In honor of Noah and all other abused children, please join us in a moment of prayer (or silence) today at 2:30. Wherever you find yourself, please bow your head for all the fighting angels out there.

The Unhappy Drive

April 13th, 2010

Yesterday I spent the entire day with the boys. It was a gorgeous, sunny day. We walked, played, cuddled and loved. I felt content, in the midst of a calm. And then today the rain came. And like every ounce of happiness that seems to come into our life, it drained away.

Not only has Noah been diagnosed with epilepsy in the last couple weeks, not only is he still having seizures despite two weeks on this “last chance” drug, but now he’s considered nearly a year behind in his communication and language skills. You might think this should have been obvious to me, but it wasn’t. I talk to Noah non-stop, articulating every thing I do. I sing to him. We play videos meant to encourage language development. We work on engaging Noah in simple play. All around us his peers are saying “Mama” and “Dada”, they are pointing at objects and either jabbering or correcting saying what they see. This doesn’t happen in our house. In our house we cheer if Noah makes any sound.

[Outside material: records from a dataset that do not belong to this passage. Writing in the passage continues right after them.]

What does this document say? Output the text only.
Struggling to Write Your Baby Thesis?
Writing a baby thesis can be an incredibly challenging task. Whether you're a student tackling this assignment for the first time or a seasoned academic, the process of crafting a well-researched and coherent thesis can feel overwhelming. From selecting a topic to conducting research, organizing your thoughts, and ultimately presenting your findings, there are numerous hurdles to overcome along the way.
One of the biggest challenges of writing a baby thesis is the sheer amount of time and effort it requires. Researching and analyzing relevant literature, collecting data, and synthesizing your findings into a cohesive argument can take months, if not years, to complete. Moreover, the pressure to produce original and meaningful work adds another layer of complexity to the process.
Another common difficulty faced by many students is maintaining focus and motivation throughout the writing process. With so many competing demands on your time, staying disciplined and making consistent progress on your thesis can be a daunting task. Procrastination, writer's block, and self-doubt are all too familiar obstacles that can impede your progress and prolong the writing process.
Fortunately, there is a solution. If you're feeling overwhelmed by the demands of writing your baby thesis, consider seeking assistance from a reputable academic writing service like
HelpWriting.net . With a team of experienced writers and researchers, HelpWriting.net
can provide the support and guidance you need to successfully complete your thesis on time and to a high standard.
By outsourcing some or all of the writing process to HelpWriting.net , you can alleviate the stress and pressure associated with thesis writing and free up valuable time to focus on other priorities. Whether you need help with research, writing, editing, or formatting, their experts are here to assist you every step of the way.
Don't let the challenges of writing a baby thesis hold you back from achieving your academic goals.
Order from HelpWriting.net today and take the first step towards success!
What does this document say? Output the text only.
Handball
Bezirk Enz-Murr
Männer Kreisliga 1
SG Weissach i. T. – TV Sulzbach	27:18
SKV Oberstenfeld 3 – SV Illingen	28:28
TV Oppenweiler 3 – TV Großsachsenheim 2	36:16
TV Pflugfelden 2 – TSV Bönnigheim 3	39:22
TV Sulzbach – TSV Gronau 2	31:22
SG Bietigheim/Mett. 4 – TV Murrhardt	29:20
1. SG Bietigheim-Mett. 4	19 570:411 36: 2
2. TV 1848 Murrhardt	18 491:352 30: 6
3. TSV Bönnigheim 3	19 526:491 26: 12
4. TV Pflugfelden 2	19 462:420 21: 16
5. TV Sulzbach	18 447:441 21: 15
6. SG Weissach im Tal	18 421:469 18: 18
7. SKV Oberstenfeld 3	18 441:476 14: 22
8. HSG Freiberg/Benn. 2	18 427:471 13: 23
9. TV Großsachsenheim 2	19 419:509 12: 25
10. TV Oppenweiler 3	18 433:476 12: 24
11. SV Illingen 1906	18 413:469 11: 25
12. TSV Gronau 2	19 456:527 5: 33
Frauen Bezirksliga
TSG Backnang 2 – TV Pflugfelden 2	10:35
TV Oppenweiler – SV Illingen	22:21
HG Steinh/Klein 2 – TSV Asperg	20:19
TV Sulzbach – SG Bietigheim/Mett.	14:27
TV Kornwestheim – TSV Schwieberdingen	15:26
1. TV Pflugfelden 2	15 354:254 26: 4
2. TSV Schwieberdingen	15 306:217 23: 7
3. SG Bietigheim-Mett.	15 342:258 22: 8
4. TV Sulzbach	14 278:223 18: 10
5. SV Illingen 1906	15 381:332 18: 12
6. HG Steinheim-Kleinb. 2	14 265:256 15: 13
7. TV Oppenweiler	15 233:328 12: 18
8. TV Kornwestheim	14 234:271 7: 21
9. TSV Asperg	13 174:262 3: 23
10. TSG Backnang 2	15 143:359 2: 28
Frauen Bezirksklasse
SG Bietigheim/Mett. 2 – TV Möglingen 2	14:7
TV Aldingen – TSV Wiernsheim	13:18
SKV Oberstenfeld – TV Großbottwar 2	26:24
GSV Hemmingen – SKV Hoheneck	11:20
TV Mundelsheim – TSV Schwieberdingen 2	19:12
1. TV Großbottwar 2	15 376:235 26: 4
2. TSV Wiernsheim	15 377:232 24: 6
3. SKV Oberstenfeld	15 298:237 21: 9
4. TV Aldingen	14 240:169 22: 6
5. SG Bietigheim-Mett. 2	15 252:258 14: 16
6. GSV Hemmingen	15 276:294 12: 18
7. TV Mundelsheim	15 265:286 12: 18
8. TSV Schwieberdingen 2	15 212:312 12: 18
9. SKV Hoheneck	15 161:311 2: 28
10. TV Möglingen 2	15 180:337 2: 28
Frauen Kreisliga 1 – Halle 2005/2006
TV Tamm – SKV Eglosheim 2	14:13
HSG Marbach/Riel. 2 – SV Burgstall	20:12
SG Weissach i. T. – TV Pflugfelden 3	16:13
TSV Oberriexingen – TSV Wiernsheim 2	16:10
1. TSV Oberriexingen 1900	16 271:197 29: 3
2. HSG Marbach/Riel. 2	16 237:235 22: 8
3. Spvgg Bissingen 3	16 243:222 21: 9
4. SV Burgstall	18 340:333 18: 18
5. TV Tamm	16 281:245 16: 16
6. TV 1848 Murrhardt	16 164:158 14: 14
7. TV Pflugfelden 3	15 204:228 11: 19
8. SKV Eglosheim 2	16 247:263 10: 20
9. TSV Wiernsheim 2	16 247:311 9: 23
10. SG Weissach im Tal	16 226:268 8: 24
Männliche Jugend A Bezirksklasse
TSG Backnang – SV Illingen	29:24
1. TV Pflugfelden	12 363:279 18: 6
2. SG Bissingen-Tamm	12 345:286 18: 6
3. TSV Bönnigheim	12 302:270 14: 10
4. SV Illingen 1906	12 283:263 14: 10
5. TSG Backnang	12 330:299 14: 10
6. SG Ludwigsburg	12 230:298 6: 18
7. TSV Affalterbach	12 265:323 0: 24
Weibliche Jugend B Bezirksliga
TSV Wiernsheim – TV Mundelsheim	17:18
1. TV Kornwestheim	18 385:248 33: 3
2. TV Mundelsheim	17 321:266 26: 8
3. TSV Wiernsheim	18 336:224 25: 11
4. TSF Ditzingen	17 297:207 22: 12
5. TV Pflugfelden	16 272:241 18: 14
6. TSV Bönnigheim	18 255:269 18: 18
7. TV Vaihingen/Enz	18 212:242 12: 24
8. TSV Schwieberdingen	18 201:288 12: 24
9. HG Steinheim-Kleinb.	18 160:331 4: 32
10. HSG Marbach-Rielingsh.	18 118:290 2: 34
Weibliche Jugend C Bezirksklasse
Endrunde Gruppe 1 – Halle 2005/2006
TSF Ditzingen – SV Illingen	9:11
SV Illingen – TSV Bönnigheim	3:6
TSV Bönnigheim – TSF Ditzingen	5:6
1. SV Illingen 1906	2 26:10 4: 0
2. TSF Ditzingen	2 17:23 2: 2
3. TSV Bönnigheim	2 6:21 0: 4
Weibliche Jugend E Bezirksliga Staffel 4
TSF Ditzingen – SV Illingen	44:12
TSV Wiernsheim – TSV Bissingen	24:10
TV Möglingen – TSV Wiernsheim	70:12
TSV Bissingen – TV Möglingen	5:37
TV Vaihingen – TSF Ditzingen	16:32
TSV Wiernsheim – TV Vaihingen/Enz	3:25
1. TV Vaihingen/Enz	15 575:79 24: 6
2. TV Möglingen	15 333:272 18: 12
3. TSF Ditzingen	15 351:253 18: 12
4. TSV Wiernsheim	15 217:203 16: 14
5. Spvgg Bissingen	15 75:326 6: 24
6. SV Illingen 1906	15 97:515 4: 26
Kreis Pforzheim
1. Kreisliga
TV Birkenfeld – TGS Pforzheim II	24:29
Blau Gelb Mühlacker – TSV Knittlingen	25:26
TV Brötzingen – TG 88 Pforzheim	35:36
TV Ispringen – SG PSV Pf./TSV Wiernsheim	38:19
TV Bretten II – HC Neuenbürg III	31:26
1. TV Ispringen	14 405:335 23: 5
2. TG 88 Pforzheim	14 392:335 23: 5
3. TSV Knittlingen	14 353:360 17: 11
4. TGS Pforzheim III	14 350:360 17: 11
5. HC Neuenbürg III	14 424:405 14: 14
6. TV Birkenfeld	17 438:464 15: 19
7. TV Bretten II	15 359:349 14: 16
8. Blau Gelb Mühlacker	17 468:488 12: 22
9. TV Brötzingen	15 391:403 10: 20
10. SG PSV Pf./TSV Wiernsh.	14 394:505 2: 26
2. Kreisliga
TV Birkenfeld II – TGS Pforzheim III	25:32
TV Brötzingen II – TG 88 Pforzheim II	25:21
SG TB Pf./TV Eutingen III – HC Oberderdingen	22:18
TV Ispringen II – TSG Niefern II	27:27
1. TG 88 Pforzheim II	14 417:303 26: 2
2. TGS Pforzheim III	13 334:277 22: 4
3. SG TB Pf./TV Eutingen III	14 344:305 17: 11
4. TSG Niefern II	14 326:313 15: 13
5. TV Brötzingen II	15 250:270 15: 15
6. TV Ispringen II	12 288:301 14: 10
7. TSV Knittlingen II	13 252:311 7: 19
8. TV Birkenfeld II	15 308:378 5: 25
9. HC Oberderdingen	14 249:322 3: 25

I’ve known Noah is behind, but knowing that he’s at a seven-month level is more than just disappointing, it’s crushing. It’s the kind of news that, coupled with the medical diagnoses, is just too much to bear.

And yet Mike and I have the weight of doing everything we can to help Noah excel in any way he can. We have outfitted half our family room as a play and therapy zone. We have set up a tent, a ball pit, mirrors, and games. The goal is sensory integration and interactive play. Those who come in and out of our lives, those who rate Noah on a standardized scale can never understand that weight, or the heartbreak that accompanies it, or the anger that we have been unfairly thrust into this world we now live in.

But what else can we do but work off that depressing, standardized scale? What else can we do but trudge forward, our back hunched over from the sadness and frustration?

Nothing.

As I cried on the way home from therapy today, I looked into the backseat at Noah in his car seat. He has a cold, so snot was streaming from his nose, poor thing. He was looking out the window. I called his name.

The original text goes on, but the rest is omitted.